After picking up some Google (GOOG) shares yesterday afternoon as the stock plummeted from $430 to $350 on word of their disappointing earnings report, I just sold those shares, and all others I own for myself and for my clients, at $400 per share. Think of it as wanting to go out on top after a great trade.
The case can be made that Google should be held at current levels. Inclusion in the S&P 500 will be upcoming, and word is that the company will be announcing several large distribution deals with large, popular content providers in coming months. There will be positive catalysts after last night's shocker.
After all, if Google gave quarterly guidance like other firms, investors and analysts would not have been surprised with a headline EPS number of $1.54 per share for Q4, because they would have known where tax rates were going to be. The business is still solid, taking market share and expanding into new areas. Last night's report did not show that fundamentals have deterioriated. Rather, growth is simply slowing down due to the law of large numbers. That is the bullish case.
However, these are not the reasons I have owned the stock since $170 per share.
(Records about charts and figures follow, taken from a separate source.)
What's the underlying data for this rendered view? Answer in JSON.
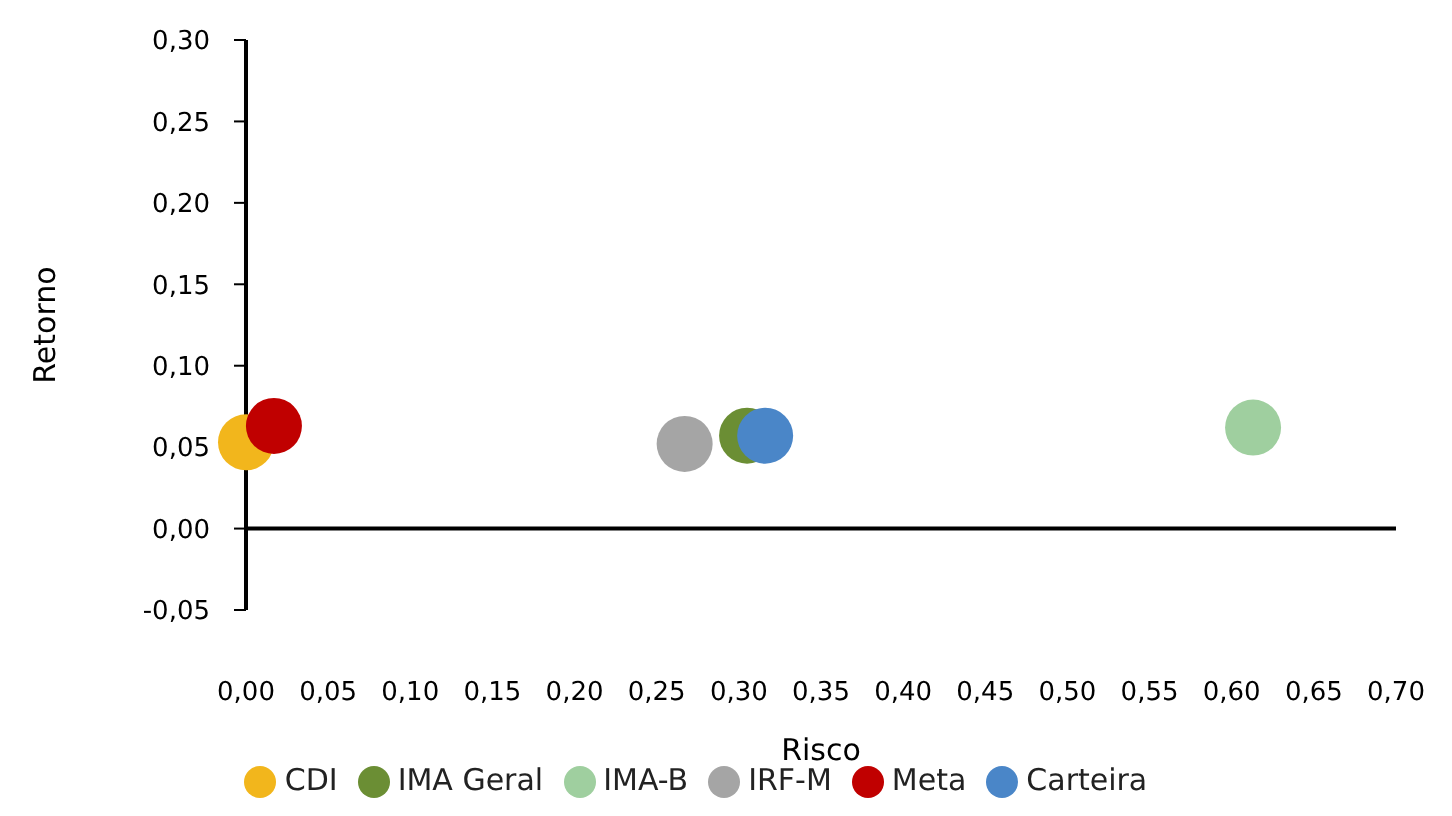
{
  "chart_data": {
    "type": "scatter",
    "xlabel": "Risco",
    "ylabel": "Retorno",
    "xlim": [
      0,
      0.7
    ],
    "xticks": [
      {
        "value": 0,
        "label": "0,00"
      },
      {
        "value": 0.05,
        "label": "0,05"
      },
      {
        "value": 0.1,
        "label": "0,10"
      },
      {
        "value": 0.15,
        "label": "0,15"
      },
      {
        "value": 0.2,
        "label": "0,20"
      },
      {
        "value": 0.25,
        "label": "0,25"
      },
      {
        "value": 0.3,
        "label": "0,30"
      },
      {
        "value": 0.35,
        "label": "0,35"
      },
      {
        "value": 0.4,
        "label": "0,40"
      },
      {
        "value": 0.45,
        "label": "0,45"
      },
      {
        "value": 0.5,
        "label": "0,50"
      },
      {
        "value": 0.55,
        "label": "0,55"
      },
      {
        "value": 0.6,
        "label": "0,60"
      },
      {
        "value": 0.65,
        "label": "0,65"
      },
      {
        "value": 0.7,
        "label": "0,70"
      }
    ],
    "ylim": [
      -0.05,
      0.3
    ],
    "yticks": [
      {
        "value": -0.05,
        "label": "-0,05"
      },
      {
        "value": 0,
        "label": "0,00"
      },
      {
        "value": 0.05,
        "label": "0,05"
      },
      {
        "value": 0.1,
        "label": "0,10"
      },
      {
        "value": 0.15,
        "label": "0,15"
      },
      {
        "value": 0.2,
        "label": "0,20"
      },
      {
        "value": 0.25,
        "label": "0,25"
      },
      {
        "value": 0.3,
        "label": "0,30"
      }
    ],
    "ref_lines": [
      {
        "axis": "y",
        "value": 0,
        "color": "#000000"
      }
    ],
    "marker": "circle",
    "legend": "bottom",
    "grid": false,
    "series": [
      {
        "name": "Carteira",
        "color": "#4a86c8",
        "x": [
          0.316
        ],
        "values": [
          0.057
        ]
      },
      {
        "name": "CDI",
        "color": "#f2b61c",
        "x": [
          0.0
        ],
        "values": [
          0.053
        ]
      },
      {
        "name": "IMA Geral",
        "color": "#6b8e34",
        "x": [
          0.305
        ],
        "values": [
          0.057
        ]
      },
      {
        "name": "IMA-B",
        "color": "#9fcf9f",
        "x": [
          0.613
        ],
        "values": [
          0.062
        ]
      },
      {
        "name": "IRF-M",
        "color": "#a5a5a5",
        "x": [
          0.267
        ],
        "values": [
          0.052
        ]
      },
      {
        "name": "Meta",
        "color": "#c00000",
        "x": [
          0.017
        ],
        "values": [
          0.063
        ]
      }
    ]
  }
}
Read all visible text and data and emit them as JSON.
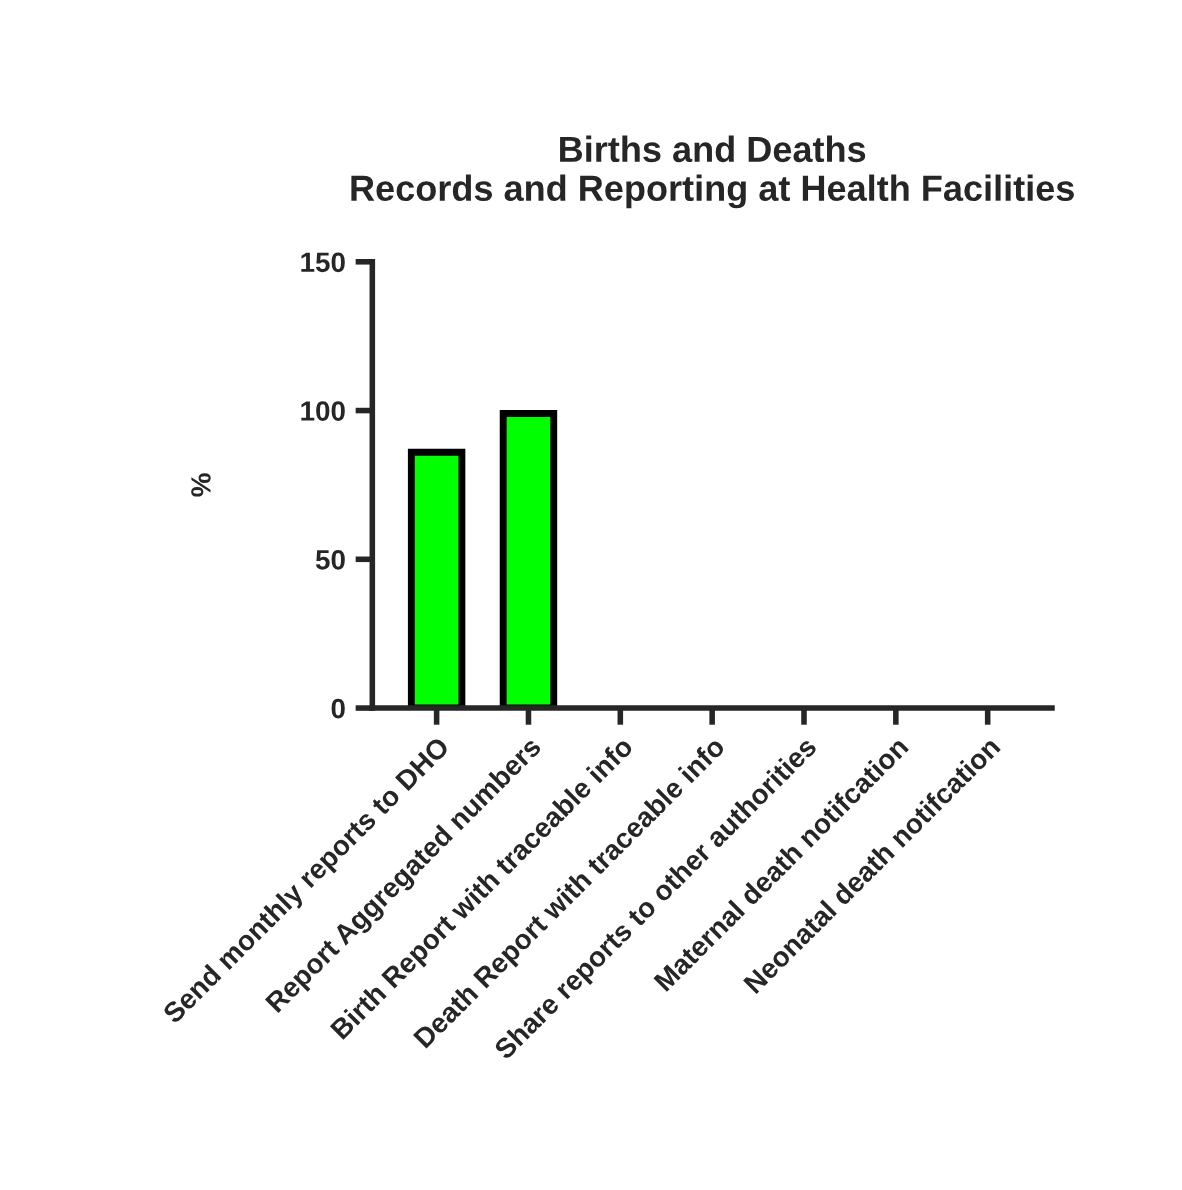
{
  "chart_data": {
    "type": "bar",
    "title": "Births and Deaths\nRecords and Reporting at Health Facilities",
    "ylabel": "%",
    "categories": [
      "Send monthly reports to DHO",
      "Report Aggregated numbers",
      "Birth Report with traceable info",
      "Death Report with traceable info",
      "Share reports to other authorities",
      "Maternal death notifcation",
      "Neonatal death notifcation"
    ],
    "values": [
      86,
      99,
      0,
      0,
      0,
      0,
      0
    ],
    "color": "#00ff00",
    "ylim": [
      0,
      150
    ],
    "yticks": [
      0,
      50,
      100,
      150
    ],
    "grid": false,
    "legend": false
  }
}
The "value" I saw had to do with the fact that the Street didn't fully understand what the earnings power of the company's search franchise was. If investors knew Google could earn $8 or $9 in 2006, their IPO in August 2004 would never have been priced at $85.
Last night's report showed me that Wall Street is no longer underestimating Google's growth outlook. Earnings, adjusted for the tax rate increase, were a few cents above consensus, but below the highest printed estimate. Revenue came in right at the estimate. Upside from domestic search appears limited from here.
Does that mean the stock is done going up? Not necessarily. Google is investing huge amounts of money in international operations and new products outside of core search. The potential is huge, and they have the money, the people, and the momentum to conquer new markets. The next task for Google is to monetize these other products. Can they make decent money with Gmail, Google Video, Google Earth, Google China, Google Images, and the many other areas we are speculating they will enter?
Nobody knows for sure. Bulls on the stock believe they can. However, just because they are in position to do so does not mean they will. If they can monetize these product lines, growth will continue and the stock could very well go a lot higher. However, it is not as clear to me that this will happen, at least not as clear as it was that GOOG was too cheap at $170 per share.
Google is trading at 45 times this year's projected earnings. The issues the company addressed last night (growth deceleration in search and massive spending on international markets) could very well result in more earnings disappointments in the near term.
The risk-reward outlook seems to be less compelling to me today. Maybe that will change in the future if we get another quarter or two of disappointing earnings, or if other product lines boom, but right now I'm content with selling at $400 and seeing how it all plays out.